We figure out that some sort of apocalyptic event happened to North America (I specify "North America" instead of "United States" because Gibson is American-Canadian), and there's a wave of shady immigrants from this Sprawl now living in Japan. The story takes place in Chiba, a real-life suburb of Tokyo. This is important. I don't think the world of Neuromancer would seem as gritty or real if it took place on some distant planet; the fact that it's a place that exists in the real world, even if it's across the Pacific, makes it a bit more identifiable.
The iconic first line of the novel--"The sky above the port was the color of television, turned to a dead channel"--gives way to an opening scene in a bar, with a one-armed futuristic bartender. It's all very evocative, but incredibly foreign as well. We've seen plenty of stories about pubs with troubled inhabitants, but the bartender Ratz with his prosthetic limb makes the scene alien to us.

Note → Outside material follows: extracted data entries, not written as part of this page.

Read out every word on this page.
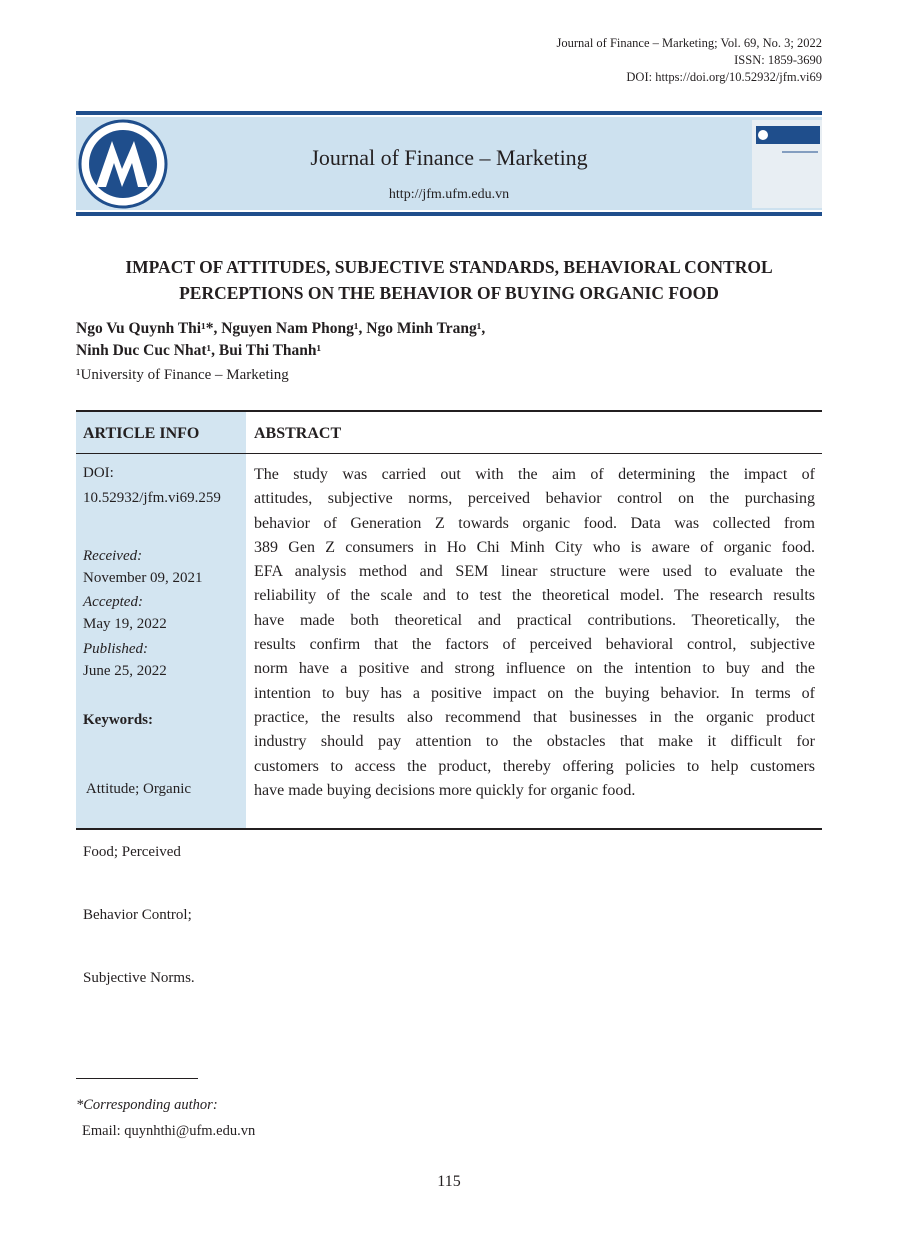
Journal of Finance – Marketing; Vol. 69, No. 3; 2022
ISSN: 1859-3690
DOI: https://doi.org/10.52932/jfm.vi69
Journal of Finance – Marketing
http://jfm.ufm.edu.vn
IMPACT OF ATTITUDES, SUBJECTIVE STANDARDS, BEHAVIORAL CONTROL
PERCEPTIONS ON THE BEHAVIOR OF BUYING ORGANIC FOOD
Ngo Vu Quynh Thi¹*, Nguyen Nam Phong¹, Ngo Minh Trang¹,
Ninh Duc Cuc Nhat¹, Bui Thi Thanh¹
¹University of Finance – Marketing
ARTICLE INFO	ABSTRACT
DOI:
10.52932/jfm.vi69.259
Received:
November 09, 2021
Accepted:
May 19, 2022
Published:
June 25, 2022
Keywords:

Attitude; Organic

Food; Perceived

Behavior Control;

Subjective Norms.

The study was carried out with the aim of determining the impact of
attitudes, subjective norms, perceived behavior control on the purchasing
behavior of Generation Z towards organic food. Data was collected from
389 Gen Z consumers in Ho Chi Minh City who is aware of organic food.
EFA analysis method and SEM linear structure were used to evaluate the
reliability of the scale and to test the theoretical model. The research results
have made both theoretical and practical contributions. Theoretically, the
results confirm that the factors of perceived behavioral control, subjective
norm have a positive and strong influence on the intention to buy and the
intention to buy has a positive impact on the buying behavior. In terms of
practice, the results also recommend that businesses in the organic product
industry should pay attention to the obstacles that make it difficult for
customers to access the product, thereby offering policies to help customers
have made buying decisions more quickly for organic food.
*Corresponding author:
Email: quynhthi@ufm.edu.vn
115
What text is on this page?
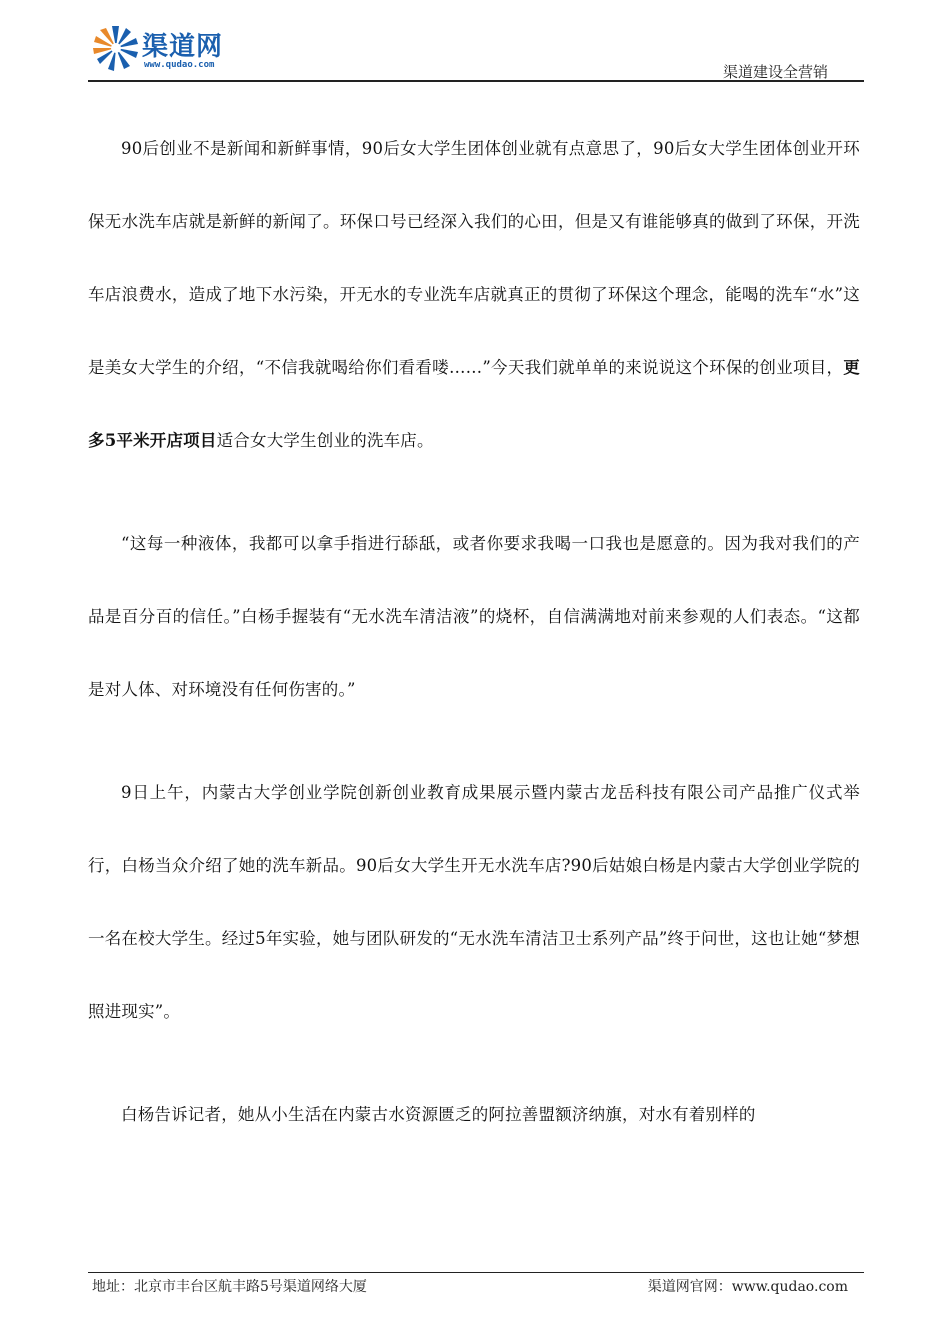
渠道网
www.qudao.com	渠道建设全营销

90后创业不是新闻和新鲜事情，90后女大学生团体创业就有点意思了，90后女大学生团体创业开环保无水洗车店就是新鲜的新闻了。环保口号已经深入我们的心田，但是又有谁能够真的做到了环保，开洗车店浪费水，造成了地下水污染，开无水的专业洗车店就真正的贯彻了环保这个理念，能喝的洗车“水”这是美女大学生的介绍，“不信我就喝给你们看看喽……”今天我们就单单的来说说这个环保的创业项目，更多5平米开店项目适合女大学生创业的洗车店。

“这每一种液体，我都可以拿手指进行舔舐，或者你要求我喝一口我也是愿意的。因为我对我们的产品是百分百的信任。”白杨手握装有“无水洗车清洁液”的烧杯，自信满满地对前来参观的人们表态。“这都是对人体、对环境没有任何伤害的。”

9日上午，内蒙古大学创业学院创新创业教育成果展示暨内蒙古龙岳科技有限公司产品推广仪式举行，白杨当众介绍了她的洗车新品。90后女大学生开无水洗车店?90后姑娘白杨是内蒙古大学创业学院的一名在校大学生。经过5年实验，她与团队研发的“无水洗车清洁卫士系列产品”终于问世，这也让她“梦想照进现实”。

白杨告诉记者，她从小生活在内蒙古水资源匮乏的阿拉善盟额济纳旗，对水有着别样的

地址：北京市丰台区航丰路5号渠道网络大厦	渠道网官网：www.qudao.com
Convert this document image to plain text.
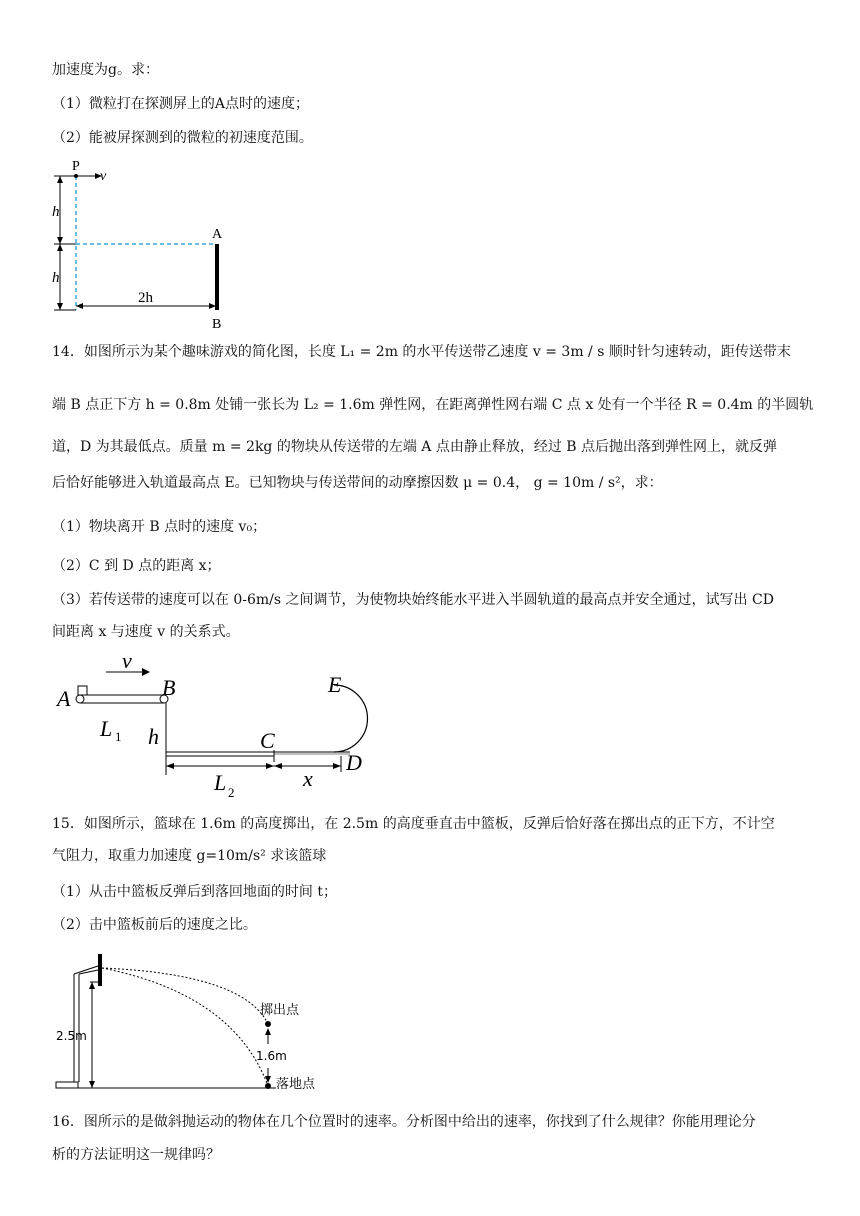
加速度为g。求：
（1）微粒打在探测屏上的A点时的速度；
（2）能被屏探测到的微粒的初速度范围。
P
v
h
h
A
B
2h
14．如图所示为某个趣味游戏的简化图，长度 L₁ = 2m 的水平传送带乙速度 v = 3m / s 顺时针匀速转动，距传送带末
端 B 点正下方 h = 0.8m 处铺一张长为 L₂ = 1.6m 弹性网，在距离弹性网右端 C 点 x 处有一个半径 R = 0.4m 的半圆轨
道，D 为其最低点。质量 m = 2kg 的物块从传送带的左端 A 点由静止释放，经过 B 点后抛出落到弹性网上，就反弹
后恰好能够进入轨道最高点 E。已知物块与传送带间的动摩擦因数 μ = 0.4， g = 10m / s²，求：
（1）物块离开 B 点时的速度 v₀；
（2）C 到 D 点的距离 x；
（3）若传送带的速度可以在 0-6m/s 之间调节，为使物块始终能水平进入半圆轨道的最高点并安全通过，试写出 CD
间距离 x 与速度 v 的关系式。
A	B
v
L 1 h	C
E
D
L 2
x
15．如图所示，篮球在 1.6m 的高度掷出，在 2.5m 的高度垂直击中篮板，反弹后恰好落在掷出点的正下方，不计空
气阻力，取重力加速度 g=10m/s² 求该篮球
（1）从击中篮板反弹后到落回地面的时间 t；
（2）击中篮板前后的速度之比。
2.5m
1.6m
掷出点
落地点
16．图所示的是做斜抛运动的物体在几个位置时的速率。分析图中给出的速率，你找到了什么规律？你能用理论分
析的方法证明这一规律吗？
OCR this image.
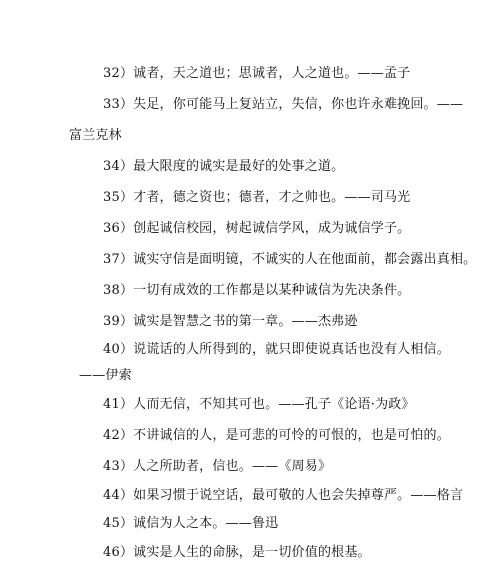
32）诚者，天之道也；思诚者，人之道也。——孟子
33）失足，你可能马上复站立，失信，你也许永难挽回。——
富兰克林
34）最大限度的诚实是最好的处事之道。
35）才者，德之资也；德者，才之帅也。——司马光
36）创起诚信校园，树起诚信学风，成为诚信学子。
37）诚实守信是面明镜，不诚实的人在他面前，都会露出真相。
38）一切有成效的工作都是以某种诚信为先决条件。
39）诚实是智慧之书的第一章。——杰弗逊
40）说谎话的人所得到的，就只即使说真话也没有人相信。
——伊索
41）人而无信，不知其可也。——孔子《论语·为政》
42）不讲诚信的人，是可悲的可怜的可恨的，也是可怕的。
43）人之所助者，信也。——《周易》
44）如果习惯于说空话，最可敬的人也会失掉尊严。——格言
45）诚信为人之本。——鲁迅
46）诚实是人生的命脉，是一切价值的根基。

I've got a point of reference, though: Ridley Scott's Blade Runner, in theaters only two years prior to Neuromancer's release. Both works take place in a dystopian future where Americans bump elbows with the Japanese, and as a result, through my reading of the book I imagine Case as Harrison Ford.
But there's really no exposition. Gibson assumes the reader has a certain level of intelligence, and we have to put the puzzle together ourselves.